Heavier storms threaten states aging drains: Global warming is threatening Michigan’s already aging system of drains with severe weather producing heavy rains. Local drain commissioners are trying to figure out how to brace for the deluge.

Small coastal communities spiff up their resumes: Small coastal communities are laying the groundwork to bring cash to their waterfronts and to further tourism and other economic development. Four communities last year participated in a program that helps to develop five-year plans for their waterfronts: Ontonagon, Pentwater, Au Gres and New Baltimore. Two more — St. Ignace and Rogers City — will go through the process in October.

Old voting machines come with a cost: When Michigan voters cast ballots Nov. 7 they’ll be lining up at voting machines that are up to 15 years old in some places. The average age of the state’s machines ranks 46th in the nation. Aging machines can cause inaccurate tallies and long voter lines. Help may be on the way with new funding for old technology, but it won’t be in time for this election.

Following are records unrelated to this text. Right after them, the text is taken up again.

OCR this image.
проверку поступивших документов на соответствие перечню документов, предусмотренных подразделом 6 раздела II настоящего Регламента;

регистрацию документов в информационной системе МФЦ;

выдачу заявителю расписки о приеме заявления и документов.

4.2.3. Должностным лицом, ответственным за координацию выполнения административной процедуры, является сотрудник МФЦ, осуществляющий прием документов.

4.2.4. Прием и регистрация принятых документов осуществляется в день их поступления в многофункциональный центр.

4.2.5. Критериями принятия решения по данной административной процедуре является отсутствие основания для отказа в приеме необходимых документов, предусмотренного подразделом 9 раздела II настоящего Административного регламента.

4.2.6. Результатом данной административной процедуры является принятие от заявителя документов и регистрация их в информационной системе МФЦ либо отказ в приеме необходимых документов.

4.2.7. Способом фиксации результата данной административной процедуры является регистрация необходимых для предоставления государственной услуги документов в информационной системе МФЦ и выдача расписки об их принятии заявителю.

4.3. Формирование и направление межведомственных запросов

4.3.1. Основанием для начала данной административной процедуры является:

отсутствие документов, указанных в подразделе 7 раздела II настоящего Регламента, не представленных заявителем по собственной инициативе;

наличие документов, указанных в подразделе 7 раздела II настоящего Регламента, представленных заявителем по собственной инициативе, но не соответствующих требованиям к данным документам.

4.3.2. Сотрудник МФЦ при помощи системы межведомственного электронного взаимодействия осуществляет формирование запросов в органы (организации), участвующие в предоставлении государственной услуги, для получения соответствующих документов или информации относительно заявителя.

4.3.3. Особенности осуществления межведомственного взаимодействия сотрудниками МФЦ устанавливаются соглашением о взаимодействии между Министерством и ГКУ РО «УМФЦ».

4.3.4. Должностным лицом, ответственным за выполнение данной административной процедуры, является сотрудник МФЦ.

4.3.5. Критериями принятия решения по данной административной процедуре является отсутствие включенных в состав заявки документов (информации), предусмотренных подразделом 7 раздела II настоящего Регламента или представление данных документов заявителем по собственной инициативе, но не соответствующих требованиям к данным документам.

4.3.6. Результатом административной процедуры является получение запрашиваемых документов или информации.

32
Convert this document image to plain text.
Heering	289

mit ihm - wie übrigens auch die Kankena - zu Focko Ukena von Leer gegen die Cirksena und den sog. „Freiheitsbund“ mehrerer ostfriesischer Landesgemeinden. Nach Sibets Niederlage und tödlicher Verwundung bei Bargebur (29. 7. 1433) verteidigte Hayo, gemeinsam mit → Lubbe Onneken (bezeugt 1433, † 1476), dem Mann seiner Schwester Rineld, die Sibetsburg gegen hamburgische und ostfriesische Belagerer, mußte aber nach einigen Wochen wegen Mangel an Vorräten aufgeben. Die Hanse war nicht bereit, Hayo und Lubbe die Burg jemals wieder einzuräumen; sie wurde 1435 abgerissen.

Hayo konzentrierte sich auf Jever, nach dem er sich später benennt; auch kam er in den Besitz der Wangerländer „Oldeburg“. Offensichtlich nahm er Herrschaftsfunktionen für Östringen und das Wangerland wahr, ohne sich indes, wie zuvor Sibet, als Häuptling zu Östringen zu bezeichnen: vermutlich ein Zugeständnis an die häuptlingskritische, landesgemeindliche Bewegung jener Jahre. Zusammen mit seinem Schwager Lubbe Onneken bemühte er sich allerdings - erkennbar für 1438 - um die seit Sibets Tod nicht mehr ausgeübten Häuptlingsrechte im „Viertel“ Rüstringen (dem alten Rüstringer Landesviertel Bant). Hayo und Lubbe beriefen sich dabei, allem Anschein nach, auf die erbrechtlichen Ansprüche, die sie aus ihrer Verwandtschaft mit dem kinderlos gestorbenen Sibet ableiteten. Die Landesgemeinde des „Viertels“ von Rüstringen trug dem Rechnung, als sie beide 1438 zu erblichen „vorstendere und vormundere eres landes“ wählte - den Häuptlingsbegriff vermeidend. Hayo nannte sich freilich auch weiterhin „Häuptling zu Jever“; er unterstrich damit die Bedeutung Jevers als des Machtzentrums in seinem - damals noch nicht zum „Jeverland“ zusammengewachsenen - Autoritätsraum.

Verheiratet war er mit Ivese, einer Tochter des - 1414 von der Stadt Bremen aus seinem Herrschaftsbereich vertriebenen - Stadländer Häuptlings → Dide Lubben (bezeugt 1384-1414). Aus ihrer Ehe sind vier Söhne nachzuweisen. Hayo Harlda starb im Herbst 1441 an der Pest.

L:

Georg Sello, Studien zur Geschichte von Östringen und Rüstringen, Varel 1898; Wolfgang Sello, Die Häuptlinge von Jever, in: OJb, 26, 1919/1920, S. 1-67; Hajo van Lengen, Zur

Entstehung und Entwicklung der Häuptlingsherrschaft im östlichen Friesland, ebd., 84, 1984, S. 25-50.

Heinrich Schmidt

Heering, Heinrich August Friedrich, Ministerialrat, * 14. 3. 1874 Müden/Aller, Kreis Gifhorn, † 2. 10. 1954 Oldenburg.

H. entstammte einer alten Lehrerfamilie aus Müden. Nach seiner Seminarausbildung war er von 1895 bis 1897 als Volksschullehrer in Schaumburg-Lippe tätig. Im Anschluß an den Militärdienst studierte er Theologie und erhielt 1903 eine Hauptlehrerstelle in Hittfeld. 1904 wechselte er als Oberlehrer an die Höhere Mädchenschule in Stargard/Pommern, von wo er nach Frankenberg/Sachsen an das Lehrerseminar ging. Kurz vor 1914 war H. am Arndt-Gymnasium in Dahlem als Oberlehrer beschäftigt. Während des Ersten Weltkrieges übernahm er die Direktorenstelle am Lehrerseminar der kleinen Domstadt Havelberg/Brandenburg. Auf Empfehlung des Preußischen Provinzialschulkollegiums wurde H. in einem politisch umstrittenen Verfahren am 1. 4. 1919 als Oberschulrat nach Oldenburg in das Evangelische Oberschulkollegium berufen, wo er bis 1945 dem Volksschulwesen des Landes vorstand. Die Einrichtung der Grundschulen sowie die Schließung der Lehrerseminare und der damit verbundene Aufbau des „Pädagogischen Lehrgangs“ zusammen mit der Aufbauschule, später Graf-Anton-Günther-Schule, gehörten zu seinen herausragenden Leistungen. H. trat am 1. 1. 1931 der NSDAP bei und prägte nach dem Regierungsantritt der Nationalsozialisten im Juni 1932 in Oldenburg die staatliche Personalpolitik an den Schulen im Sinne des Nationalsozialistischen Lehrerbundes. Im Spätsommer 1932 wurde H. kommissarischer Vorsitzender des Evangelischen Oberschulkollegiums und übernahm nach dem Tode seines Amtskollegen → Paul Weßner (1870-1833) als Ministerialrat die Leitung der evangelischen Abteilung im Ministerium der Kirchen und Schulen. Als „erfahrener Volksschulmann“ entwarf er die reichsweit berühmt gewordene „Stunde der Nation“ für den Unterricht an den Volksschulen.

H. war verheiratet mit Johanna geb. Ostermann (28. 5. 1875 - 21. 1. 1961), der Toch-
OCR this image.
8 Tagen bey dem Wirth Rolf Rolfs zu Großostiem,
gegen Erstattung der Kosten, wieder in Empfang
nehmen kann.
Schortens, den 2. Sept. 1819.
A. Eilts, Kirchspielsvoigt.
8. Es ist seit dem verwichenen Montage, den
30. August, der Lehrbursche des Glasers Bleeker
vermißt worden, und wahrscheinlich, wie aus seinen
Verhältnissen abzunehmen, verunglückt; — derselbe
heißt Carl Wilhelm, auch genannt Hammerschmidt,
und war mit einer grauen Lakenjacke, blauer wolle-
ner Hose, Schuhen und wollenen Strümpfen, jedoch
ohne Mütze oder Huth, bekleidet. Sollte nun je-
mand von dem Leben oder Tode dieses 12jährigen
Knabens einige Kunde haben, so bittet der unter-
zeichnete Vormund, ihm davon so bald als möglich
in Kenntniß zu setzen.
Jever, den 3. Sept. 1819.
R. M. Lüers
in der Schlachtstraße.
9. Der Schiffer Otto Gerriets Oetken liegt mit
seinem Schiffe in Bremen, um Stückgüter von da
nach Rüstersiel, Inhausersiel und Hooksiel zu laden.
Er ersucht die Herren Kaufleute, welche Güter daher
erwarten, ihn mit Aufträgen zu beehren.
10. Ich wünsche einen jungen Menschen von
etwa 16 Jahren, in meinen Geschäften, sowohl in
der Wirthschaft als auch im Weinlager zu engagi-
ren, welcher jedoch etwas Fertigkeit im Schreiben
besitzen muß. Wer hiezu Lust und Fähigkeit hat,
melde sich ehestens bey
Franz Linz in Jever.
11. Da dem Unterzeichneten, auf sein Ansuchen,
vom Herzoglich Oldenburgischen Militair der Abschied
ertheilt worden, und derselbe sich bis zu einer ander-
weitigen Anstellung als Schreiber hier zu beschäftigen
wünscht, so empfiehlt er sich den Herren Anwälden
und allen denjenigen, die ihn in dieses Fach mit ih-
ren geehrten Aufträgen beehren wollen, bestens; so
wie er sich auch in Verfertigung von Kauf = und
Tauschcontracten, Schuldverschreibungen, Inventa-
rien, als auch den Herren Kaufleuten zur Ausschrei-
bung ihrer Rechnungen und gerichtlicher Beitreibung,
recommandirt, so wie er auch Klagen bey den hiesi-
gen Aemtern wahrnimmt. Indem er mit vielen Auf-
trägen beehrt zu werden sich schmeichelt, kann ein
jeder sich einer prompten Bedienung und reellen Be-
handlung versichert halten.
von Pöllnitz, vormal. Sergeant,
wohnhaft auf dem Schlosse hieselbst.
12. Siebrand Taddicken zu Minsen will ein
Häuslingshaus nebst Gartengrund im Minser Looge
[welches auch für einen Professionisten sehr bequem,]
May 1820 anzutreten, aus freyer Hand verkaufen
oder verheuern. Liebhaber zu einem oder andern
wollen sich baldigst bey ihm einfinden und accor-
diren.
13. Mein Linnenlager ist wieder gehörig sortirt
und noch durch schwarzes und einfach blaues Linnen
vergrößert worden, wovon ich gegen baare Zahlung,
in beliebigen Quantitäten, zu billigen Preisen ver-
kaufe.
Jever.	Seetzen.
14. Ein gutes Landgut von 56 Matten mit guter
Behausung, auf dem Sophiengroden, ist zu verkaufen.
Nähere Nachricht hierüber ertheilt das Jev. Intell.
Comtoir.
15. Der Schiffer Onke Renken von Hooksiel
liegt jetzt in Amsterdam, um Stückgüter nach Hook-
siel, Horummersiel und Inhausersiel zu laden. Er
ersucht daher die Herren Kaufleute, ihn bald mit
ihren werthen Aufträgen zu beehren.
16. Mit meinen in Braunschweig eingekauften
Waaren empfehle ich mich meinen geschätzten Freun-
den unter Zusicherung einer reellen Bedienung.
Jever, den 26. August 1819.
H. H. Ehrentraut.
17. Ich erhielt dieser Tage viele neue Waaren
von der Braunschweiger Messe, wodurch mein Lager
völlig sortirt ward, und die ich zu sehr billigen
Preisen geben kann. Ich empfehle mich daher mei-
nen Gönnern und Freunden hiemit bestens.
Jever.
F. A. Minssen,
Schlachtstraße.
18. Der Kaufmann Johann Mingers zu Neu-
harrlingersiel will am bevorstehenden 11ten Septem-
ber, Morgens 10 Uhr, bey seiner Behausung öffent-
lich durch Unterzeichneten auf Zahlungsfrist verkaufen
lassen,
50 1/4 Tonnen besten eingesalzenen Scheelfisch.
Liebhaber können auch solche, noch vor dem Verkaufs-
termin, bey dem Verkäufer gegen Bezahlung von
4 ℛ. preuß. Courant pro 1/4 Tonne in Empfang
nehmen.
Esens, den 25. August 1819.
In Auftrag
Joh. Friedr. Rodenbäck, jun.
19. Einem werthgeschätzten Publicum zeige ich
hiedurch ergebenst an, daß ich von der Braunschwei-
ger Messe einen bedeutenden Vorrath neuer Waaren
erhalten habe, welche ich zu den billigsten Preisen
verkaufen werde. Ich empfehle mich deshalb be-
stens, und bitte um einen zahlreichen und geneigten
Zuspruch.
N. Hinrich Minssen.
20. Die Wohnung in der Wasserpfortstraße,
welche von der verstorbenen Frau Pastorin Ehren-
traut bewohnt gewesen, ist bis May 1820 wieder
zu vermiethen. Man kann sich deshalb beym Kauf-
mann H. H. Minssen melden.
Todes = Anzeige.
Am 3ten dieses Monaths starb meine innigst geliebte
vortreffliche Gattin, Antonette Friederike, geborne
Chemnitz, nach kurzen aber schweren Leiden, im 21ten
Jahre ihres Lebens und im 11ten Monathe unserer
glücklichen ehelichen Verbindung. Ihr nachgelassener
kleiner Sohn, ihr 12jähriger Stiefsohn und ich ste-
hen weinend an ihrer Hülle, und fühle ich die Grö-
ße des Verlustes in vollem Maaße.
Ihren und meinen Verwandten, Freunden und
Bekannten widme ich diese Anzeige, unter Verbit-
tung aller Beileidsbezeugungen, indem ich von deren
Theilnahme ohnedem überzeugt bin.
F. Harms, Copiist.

State works to improve payments to county child care programs: County programs that help abused and delinquent children get late state payments, according to a recent audit. Efforts have increased to reduce the time lag but along the way new questions have come up about which expenses are reimbursable. County officials are talking about a new handbook.

State groups dispute how downtowns spend special millages: A dispute has erupted between the state groups representing counties and downtowns over the way tax money is spent to improve downtowns. Michigan Association of County officials say some special millage tax dollars that could be spent on senior citizens, veterans and other causes get diverted into a popular tax strategy for helping downtowns.

Clock is ticking on dark stores: A delay in changing tax math for big box stores could cost local governments millions of dollars, according to supporters of a bill to reform the ominously sounding dark store tax exemption.

Police recruiting not a problem in U.P. but retention a statewide issue: Recruiting Michigan police officers is not a problem in the Upper Peninsula, but statewide local departments are struggling to hang onto officers suffering from low wages and benefits.

Drones may fight invasive species with cameras: Michigan Tech researchers are tackling the problem of invasive aquatic plants that can grow so thick and tall that they can hide the world’s greatest lakes and impede boaters – and they’re using drones as part of their efforts.

Ancient mounds show how people lived before Columbus: Hidden beneath some unremarkable ground in southwest Michigan lie answers to the state’s ancient past. This and similar earthworks sites tell us how ancient hunters and gatherers interacted with their environment in a time before written language documented how they lived. Unlike the majority of mounds across Michigan, these survived development, agriculture and human curiosity.

Experts from Israel, Great Lakes compare big water: While Lake Michigan is fighting a potential carp invasion, managers in Israel are dumping them into the Sea of Galilee. That’s just one of the differences in managing two of the world’s largest lakes that emerged during a recent conference between lake managers from Israel and the Great Lakes region. The Sea of Galilee — or Lake Kinneret — and Lake Michigan differ greatly in size, but experts from both areas shared common experiences and found ways of learning from each other at the Michigan State University conference.